Y sucedió de pronto. Un tipo flaco y ojeroso, vestido de vaquero, con una chaqueta negra sin mangas que dejaba ver los extraños tatuajes que tenía en los brazos, se apareció por allí empujando una enorme moto. El tipo, que además era feo, pelucón y malhablado –ya que ahuyentaba a la gente que impedía su avance lanzando palabrotas–, estacionó su motocicleta junto al quiosco y, tras pegar una estrepitosa carcajada –causada quizás por su loca imaginación–, pasó por delante de todos dándoselas de chulo y fanfarrón. Llegó hasta Flor de María y la manoseó y besó de un modo asqueroso. “¿Cómo es posible –me pregunté–, que una mujer tan bella y trabajadora como Flor de María pueda estar enamorada de este mamarracho?” La desilusión y el despecho se apoderaron de mi alma. Y, para no seguir viendo aquel lamentable espectáculo, abandoné el banco que me servía de asiento y dejando mi extracto de manzana a medio consumir, me alejé por el pasillo del mercado.

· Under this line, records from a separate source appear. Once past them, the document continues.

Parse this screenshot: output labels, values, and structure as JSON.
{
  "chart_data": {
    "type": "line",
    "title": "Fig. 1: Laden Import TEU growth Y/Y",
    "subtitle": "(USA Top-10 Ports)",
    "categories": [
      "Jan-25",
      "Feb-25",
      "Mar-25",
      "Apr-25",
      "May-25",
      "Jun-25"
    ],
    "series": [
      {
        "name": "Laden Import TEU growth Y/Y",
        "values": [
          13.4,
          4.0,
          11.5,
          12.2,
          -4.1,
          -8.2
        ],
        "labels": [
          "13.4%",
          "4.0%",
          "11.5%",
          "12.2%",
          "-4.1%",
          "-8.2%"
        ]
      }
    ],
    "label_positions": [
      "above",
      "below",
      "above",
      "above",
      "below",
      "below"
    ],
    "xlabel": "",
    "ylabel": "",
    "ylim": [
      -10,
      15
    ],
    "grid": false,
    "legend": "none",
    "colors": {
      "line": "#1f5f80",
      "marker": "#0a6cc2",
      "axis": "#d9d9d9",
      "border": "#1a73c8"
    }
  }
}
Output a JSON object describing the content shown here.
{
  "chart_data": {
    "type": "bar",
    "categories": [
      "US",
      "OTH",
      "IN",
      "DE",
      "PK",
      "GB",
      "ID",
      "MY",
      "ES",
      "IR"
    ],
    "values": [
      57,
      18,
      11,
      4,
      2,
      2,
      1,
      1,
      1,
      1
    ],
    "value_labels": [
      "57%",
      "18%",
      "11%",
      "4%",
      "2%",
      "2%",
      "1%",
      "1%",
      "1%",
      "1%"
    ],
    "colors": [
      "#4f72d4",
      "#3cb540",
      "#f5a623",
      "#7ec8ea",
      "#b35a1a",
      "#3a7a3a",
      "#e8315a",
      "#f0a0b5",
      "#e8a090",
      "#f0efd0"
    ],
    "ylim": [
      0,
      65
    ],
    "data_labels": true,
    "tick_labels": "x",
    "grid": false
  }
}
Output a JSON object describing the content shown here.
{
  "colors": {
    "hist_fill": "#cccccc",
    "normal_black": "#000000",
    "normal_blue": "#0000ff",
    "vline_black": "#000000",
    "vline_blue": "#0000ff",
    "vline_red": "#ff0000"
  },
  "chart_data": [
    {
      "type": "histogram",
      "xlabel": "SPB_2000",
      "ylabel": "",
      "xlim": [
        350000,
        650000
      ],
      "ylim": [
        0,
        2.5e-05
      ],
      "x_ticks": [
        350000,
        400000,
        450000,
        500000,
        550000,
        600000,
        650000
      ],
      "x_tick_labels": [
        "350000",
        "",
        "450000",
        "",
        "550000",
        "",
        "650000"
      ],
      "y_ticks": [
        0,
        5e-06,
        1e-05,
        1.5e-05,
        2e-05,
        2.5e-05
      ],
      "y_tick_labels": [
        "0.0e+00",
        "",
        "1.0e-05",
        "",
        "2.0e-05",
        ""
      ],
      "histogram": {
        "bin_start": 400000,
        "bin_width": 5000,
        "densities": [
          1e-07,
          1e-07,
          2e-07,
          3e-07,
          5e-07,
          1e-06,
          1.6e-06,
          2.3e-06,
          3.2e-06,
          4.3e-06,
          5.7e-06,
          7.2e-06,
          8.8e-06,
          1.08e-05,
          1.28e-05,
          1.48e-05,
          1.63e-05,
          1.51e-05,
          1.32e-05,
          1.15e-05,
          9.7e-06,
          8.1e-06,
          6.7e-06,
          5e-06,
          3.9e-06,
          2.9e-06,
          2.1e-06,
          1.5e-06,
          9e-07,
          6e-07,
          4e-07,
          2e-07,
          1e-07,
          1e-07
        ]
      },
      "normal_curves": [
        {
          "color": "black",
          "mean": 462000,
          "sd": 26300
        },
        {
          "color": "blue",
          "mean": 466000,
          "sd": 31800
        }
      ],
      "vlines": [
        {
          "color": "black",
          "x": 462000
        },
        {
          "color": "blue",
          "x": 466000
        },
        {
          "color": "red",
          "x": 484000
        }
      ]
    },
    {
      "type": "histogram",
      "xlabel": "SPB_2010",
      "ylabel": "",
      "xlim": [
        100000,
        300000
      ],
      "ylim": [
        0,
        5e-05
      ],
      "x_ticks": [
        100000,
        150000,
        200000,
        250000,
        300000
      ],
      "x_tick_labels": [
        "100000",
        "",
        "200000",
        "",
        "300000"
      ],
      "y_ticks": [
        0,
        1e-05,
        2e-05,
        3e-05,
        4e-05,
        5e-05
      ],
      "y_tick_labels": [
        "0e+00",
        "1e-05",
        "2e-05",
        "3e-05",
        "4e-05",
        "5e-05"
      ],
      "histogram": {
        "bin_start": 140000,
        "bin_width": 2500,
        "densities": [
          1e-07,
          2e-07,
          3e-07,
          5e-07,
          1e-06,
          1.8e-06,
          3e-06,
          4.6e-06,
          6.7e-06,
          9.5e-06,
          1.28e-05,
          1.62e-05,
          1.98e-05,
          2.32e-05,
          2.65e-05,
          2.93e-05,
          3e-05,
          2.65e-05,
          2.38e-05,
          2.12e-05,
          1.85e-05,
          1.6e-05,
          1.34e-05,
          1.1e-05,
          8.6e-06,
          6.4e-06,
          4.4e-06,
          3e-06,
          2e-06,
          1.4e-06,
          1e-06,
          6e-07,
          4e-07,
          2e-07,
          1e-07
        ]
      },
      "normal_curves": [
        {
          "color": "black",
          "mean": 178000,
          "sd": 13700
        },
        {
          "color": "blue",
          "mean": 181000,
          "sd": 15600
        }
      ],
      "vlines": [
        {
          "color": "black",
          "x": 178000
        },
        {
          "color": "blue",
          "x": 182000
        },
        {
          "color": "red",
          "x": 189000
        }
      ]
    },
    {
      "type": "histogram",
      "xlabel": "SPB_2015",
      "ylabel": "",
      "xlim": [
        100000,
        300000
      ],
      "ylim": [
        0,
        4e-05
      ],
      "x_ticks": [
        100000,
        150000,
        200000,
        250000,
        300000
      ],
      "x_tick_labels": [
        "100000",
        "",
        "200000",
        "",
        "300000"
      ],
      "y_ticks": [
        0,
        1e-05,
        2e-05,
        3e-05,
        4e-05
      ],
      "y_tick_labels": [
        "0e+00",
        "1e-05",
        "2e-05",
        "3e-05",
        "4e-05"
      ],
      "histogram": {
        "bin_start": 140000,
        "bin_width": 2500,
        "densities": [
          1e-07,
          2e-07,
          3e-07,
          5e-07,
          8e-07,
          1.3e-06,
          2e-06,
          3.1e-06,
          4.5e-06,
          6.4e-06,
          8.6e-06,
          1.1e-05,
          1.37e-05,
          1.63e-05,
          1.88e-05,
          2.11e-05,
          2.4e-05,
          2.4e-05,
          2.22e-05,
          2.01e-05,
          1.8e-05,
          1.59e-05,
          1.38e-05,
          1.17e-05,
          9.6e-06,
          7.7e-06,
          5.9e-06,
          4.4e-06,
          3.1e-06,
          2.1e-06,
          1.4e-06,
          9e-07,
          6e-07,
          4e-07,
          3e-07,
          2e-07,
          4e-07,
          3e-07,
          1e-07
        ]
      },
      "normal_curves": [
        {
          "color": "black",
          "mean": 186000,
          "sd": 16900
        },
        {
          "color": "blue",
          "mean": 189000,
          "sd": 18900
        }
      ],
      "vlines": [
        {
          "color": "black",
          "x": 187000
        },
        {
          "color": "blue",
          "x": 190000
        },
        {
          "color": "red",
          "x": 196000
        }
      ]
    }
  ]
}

Sufría al pensar que ese tipo no se la merecía. En cambio, si ella fuera mi novia, sabría amarla tanto como respetarla. Mi amor por aquella chica crecía a cada instante y ello alimentaba de esperanzas mi corazón. Decidí entonces abandonar las estériles conjeturas y buscar el modo de conquistar el corazón de mi amada. Debía encontrar el momento propicio para hablar con ella a solas. Comencé a rondar su quiosco; y, por suerte, una tarde primaveral se me presentó la oportunidad que andaba buscando. Ella estaba en su quiosco, sin clientes y además sin su madre ni su novio. Había llegado la hora de declararle mis sentimientos. Venciendo mi timidez, busqué sus lindos ojos para decirle:

-Flor de María, te has metido en mi corazón con fuerza. Estoy enamorado de ti.

Al oír mi confesión de amor, se quedó mirándome con una expresión de sorpresa en el rostro. Sus regias pestañas se abrieron, cuales pétalos, y clavó sus ojos en los míos como si quisiera comprobar en éstos la veracidad de mis palabras. Aproveché el instante supremo para volver a decirle en voz baja: “Te quiero”. Y me atreví a posar mi mano en la suya. Ella se puso colorada, bajó los ojos y lanzó un suspiro femíneo, que yo al instante recogí para guardarlo en mi corazón como si fuera un incalculable tesoro. Pronto sin embargo la vi sacudirse de la impresión que le había causado mi súbita declaración de amor. Y, con un brillo de seguridad en la mirada, me dijo:

– Lo siento. No puedo estar contigo. Tengo mi enamorado.

–Lo sé y no me importa. Sé que tú anhelas un compañero de verdad, alguien que sea tierno y sincero contigo, que te haga vibrar con su cariño. Necesitas alguien que te quiera como yo te quiero.

–Basta. Por favor, no sigas. Por la seriedad de su rostro entendí que no debía seguir agobiándola con mis palabras. Por tanto, le mandé un cariñoso beso volado y me marché de su quiosco.